FROM THE DVB NEWSROOM
On Nov. 25, regime media reported that people using satellite internet services, provided by companies like Starlink, could be prosecuted under Myanmar’s Telecommunications Law.
“When the military shut down the internet in Karenni State, the people faced many difficulties. Some people fled to big cities like Yangon and Taunggyi. But those who were left here in Karenni State wanted to communicate with their families,” said Lwan, the spokesperson at the Karenni Hope organization.
Phone and internet services were shut down by the military in Loikaw, Demoso, Hpruso, Mese and Loilen Lay townships of Karenni State on Nov. 11. In response to this, the Karenni Hope organization, which assists Internally Displaced Persons (IDPs) opened “Starlink Cafe” with access to satellite internet on Nov. 22.

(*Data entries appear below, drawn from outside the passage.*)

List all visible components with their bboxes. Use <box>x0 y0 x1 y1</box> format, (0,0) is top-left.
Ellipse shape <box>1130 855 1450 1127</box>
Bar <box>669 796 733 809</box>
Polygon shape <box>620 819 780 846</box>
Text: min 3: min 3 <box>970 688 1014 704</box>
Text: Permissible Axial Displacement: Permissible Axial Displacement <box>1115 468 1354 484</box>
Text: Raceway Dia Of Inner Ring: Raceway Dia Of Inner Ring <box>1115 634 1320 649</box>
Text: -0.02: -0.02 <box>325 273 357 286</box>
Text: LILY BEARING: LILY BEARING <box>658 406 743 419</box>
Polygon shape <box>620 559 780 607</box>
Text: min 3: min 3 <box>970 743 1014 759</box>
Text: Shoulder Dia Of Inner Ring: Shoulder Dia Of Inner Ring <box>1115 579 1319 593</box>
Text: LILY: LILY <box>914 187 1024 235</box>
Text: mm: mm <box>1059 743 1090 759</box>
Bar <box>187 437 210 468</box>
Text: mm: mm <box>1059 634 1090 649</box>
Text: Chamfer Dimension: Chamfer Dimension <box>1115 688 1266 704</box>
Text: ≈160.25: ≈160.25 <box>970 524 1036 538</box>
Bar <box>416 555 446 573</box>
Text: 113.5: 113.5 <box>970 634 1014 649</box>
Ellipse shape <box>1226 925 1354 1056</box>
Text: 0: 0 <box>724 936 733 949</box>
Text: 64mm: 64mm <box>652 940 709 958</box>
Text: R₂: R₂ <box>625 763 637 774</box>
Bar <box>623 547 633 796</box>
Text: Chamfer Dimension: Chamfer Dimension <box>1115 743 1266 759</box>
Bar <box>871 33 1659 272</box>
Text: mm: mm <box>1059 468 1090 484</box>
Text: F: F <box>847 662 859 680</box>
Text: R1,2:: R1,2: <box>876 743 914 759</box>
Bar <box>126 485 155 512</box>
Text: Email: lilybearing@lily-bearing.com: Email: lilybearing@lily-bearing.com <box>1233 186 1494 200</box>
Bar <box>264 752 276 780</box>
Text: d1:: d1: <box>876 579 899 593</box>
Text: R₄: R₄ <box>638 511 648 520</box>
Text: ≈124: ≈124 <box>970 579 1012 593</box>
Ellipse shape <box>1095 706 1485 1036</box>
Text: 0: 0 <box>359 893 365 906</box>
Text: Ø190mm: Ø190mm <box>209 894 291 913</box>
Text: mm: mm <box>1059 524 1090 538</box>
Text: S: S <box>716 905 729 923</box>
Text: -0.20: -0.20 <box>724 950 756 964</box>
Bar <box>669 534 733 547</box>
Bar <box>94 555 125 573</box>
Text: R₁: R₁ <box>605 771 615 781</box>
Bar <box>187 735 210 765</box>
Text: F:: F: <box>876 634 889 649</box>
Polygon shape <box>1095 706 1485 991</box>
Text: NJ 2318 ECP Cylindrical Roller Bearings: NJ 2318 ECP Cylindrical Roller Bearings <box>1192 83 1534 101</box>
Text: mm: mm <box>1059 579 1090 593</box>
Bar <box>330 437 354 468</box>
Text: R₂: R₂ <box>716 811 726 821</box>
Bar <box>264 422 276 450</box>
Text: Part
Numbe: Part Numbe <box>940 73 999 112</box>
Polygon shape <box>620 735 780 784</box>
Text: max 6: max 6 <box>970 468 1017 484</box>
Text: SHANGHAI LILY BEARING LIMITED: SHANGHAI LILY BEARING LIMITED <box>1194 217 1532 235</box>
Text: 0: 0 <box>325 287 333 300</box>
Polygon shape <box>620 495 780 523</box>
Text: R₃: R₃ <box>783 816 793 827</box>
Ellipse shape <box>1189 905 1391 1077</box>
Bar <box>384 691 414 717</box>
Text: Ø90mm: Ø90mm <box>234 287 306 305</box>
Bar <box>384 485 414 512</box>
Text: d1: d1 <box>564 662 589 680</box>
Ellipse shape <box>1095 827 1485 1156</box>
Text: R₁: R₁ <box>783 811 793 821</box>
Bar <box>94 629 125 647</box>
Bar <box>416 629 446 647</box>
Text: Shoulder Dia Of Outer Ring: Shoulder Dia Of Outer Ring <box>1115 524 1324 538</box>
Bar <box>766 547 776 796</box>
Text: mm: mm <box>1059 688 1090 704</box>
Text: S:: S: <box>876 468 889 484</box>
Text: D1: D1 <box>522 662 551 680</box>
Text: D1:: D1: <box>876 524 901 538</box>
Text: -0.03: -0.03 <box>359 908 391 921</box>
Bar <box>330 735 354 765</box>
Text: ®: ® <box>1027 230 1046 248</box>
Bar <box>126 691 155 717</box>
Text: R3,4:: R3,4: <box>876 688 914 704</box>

“We purchased the device just to use for our organization. But we decided to open this cafe for the public to access the internet and to cover the budget for the Starlink devices,” added Lwan.
The Starlink Cafe is only open for a few hours per day due to the lack of electricity and reliance on a generator. All customers must pay 1,000 kyat (29 cents USD) per visit to cover the cost of the monthly fees for the Starlink terminal, and for fuel to keep the generator running.
“I came to this cafe to use the internet after I heard that Starlink cafe is open here. It is very convenient for me and I can contact my family members thanks to this,” said Elizabeth, an IDP living in Karenni State.
Most of the Starlink Cafe customers are either IDPs or members of Karenni resistance forces wanting to communicate with loved ones living in other parts of Myanmar. Satellite internet allows for people in Myanmar to circumvent the telecommunications shutdown, which is a standard operating procedure for the military when launching an offensive against resistance forces.
It also allows for local organizations assisting IDPs and refugees, fleeing from the military attacks, to receive funds and donations from around the world.
“I faced difficulty using the internet before this cafe opened. Now, I can contact my husband who is working in Thailand to support me financially. That’s why I came here to use the internet,” said Moe, the wife of a Myanmar migrant worker in Thailand.